Why shuffling DataLoader changes model accuracy even though model is in eval mode?

So I created the following simple function for evaluating the trained model:

import torch
from torch.utils.data import DataLoader
from torchmetrics import MeanAbsolutePercentageError, MeanSquaredError, MeanAbsoluteError, R2Score

def compute_metrics(y_pred, y_true, device):
    mape = MeanAbsolutePercentageError().to(device)(y_pred, y_true)
    mse = MeanSquaredError().to(device)(y_pred, y_true)
    mae = MeanAbsoluteError().to(device)(y_pred, y_true)
    r2 = R2Score().to(device)(y_pred, y_true)
    return mape, mse, mae, r2


def evaluate_model(model, dataset, device):
    dataloader = DataLoader(dataset, batch_size=32, shuffle=True, drop_last=True)
    with torch.no_grad():
        model.eval()
        ys = []
        y_preds = []
        for batch_idx, (X, y) in enumerate(dataloader):
            y_pred = model(X)
            ys.append(y)
            y_preds.append(y_pred)
        mape, mse, mae, r2 = compute_metrics(torch.cat(y_preds), torch.cat(ys), device)
        print(f'MAPE: {mape:.4f}, MSE: {mse:.4f}, MAE: {mae:.4f}, R2: {r2:.4f}')

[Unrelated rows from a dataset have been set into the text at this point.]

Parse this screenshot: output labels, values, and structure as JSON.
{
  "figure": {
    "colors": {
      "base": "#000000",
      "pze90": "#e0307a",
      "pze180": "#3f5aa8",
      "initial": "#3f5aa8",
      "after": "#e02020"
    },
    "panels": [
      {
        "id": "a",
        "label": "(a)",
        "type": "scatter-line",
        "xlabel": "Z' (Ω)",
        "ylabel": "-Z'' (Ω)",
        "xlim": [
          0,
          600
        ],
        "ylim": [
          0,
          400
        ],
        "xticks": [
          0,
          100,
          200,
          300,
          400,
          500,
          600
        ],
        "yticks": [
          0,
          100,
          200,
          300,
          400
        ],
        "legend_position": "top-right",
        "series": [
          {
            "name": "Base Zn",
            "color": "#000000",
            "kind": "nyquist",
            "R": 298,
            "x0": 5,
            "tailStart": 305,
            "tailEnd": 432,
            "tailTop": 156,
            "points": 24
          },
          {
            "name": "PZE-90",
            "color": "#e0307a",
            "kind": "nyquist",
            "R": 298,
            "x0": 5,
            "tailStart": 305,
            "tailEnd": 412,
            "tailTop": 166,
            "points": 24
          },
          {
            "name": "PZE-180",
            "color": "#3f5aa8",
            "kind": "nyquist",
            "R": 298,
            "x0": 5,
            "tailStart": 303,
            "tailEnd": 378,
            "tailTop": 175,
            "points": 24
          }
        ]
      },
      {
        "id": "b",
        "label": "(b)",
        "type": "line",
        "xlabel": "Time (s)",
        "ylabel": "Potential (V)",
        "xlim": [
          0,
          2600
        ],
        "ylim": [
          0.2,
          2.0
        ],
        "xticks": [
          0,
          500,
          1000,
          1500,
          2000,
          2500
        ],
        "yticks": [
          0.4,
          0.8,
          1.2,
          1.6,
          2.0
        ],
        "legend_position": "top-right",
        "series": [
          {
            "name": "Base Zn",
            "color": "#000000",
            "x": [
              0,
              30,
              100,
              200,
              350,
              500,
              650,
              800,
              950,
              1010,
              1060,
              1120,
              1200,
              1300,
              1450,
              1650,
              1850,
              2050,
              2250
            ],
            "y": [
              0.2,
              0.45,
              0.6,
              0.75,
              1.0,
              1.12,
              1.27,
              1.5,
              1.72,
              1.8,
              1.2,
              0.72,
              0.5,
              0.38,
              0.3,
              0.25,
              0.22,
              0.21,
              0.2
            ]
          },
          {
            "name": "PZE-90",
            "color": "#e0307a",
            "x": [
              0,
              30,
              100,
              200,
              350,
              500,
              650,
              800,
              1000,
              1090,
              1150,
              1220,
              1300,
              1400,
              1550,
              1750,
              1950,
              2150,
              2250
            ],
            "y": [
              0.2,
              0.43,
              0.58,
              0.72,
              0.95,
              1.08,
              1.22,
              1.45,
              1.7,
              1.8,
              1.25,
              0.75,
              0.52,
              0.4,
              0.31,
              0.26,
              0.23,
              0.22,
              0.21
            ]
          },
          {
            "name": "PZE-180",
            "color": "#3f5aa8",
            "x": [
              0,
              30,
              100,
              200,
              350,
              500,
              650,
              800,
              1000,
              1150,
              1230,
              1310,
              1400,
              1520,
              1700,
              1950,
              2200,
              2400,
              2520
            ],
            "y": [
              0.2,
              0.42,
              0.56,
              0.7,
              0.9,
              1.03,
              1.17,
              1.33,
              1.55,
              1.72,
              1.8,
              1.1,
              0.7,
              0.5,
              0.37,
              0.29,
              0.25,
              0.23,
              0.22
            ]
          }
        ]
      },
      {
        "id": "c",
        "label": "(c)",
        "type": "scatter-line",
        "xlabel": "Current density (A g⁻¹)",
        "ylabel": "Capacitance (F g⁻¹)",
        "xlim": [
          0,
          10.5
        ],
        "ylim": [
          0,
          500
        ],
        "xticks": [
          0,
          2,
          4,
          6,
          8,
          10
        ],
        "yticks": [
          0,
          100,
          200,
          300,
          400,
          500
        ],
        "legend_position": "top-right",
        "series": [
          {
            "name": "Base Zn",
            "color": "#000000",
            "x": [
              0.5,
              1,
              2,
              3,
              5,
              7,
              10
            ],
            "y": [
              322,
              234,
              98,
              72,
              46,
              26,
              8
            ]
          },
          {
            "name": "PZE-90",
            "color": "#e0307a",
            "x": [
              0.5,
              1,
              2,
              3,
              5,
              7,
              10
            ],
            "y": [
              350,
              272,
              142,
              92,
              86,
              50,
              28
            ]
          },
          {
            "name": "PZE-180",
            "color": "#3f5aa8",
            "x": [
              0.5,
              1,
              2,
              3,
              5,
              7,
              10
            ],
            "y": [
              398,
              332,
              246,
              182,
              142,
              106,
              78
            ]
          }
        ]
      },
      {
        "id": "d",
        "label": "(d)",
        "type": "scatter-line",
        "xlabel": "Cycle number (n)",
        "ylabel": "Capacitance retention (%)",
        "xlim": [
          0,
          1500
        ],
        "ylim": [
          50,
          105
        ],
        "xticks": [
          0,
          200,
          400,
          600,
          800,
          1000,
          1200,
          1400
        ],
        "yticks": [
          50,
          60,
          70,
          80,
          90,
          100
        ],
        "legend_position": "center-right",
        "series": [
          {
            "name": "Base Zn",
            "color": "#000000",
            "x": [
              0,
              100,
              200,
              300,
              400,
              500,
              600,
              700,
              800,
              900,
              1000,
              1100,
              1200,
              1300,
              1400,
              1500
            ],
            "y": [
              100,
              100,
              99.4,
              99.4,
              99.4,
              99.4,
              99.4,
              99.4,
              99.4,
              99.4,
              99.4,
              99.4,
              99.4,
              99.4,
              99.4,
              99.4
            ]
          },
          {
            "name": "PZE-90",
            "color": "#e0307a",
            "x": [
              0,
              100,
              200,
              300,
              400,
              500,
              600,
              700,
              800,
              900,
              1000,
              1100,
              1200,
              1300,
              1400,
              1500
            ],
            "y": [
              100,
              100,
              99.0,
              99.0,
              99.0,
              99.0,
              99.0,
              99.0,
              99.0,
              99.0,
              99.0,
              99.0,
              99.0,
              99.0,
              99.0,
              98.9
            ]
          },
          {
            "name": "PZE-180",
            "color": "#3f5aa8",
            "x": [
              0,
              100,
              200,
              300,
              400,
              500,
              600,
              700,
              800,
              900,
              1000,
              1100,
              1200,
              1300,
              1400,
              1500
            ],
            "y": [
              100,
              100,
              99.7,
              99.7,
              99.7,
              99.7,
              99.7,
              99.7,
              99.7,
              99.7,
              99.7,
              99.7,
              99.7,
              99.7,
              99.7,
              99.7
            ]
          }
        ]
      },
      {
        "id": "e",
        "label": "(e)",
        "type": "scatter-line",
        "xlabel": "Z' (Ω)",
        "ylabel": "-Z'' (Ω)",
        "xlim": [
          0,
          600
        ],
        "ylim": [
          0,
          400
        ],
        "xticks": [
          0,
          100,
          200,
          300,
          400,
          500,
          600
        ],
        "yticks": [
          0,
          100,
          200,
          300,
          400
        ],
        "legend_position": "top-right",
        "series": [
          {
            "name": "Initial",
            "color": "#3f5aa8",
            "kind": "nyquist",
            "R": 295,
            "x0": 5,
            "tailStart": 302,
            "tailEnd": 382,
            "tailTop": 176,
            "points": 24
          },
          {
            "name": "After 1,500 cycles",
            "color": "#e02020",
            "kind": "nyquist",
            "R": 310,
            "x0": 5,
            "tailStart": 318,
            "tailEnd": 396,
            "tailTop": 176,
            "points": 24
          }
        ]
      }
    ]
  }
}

The function takes in the trained model, the dataset and the device and is supposed to print the MAPE, MSE, MAE and R2 metrics.
However I noticed that if I leave the shuffle argument in DataLoader as true it will give me different output each time on the same model and data. Why could that be? I am accumulating all the predictions and computing the metric on all of them so the order shouldn’t matter.
Example output I am getting by calling the function few times with the same data:

MAPE: 1.0839, MSE: 0.4303, MAE: 0.4552, R2: 0.3663
MAPE: 1.0192, MSE: 0.4918, MAE: 0.4661, R2: 0.3544
MAPE: 0.9897, MSE: 0.4885, MAE: 0.4701, R2: 0.3661

Dataloader has 145 batches and even if I am dropping the last (not full one) it shouldn’t have such a strong effect I think. Is there some bug in this code?

Could you keep the last batch and check how large the difference would be?

1 Like

Thanks, that helped, I guess the variation really was due to changing samples, and I didn’t realize that during inference it doesn’t make sense anymore to drop the last batch, so that solved the problem.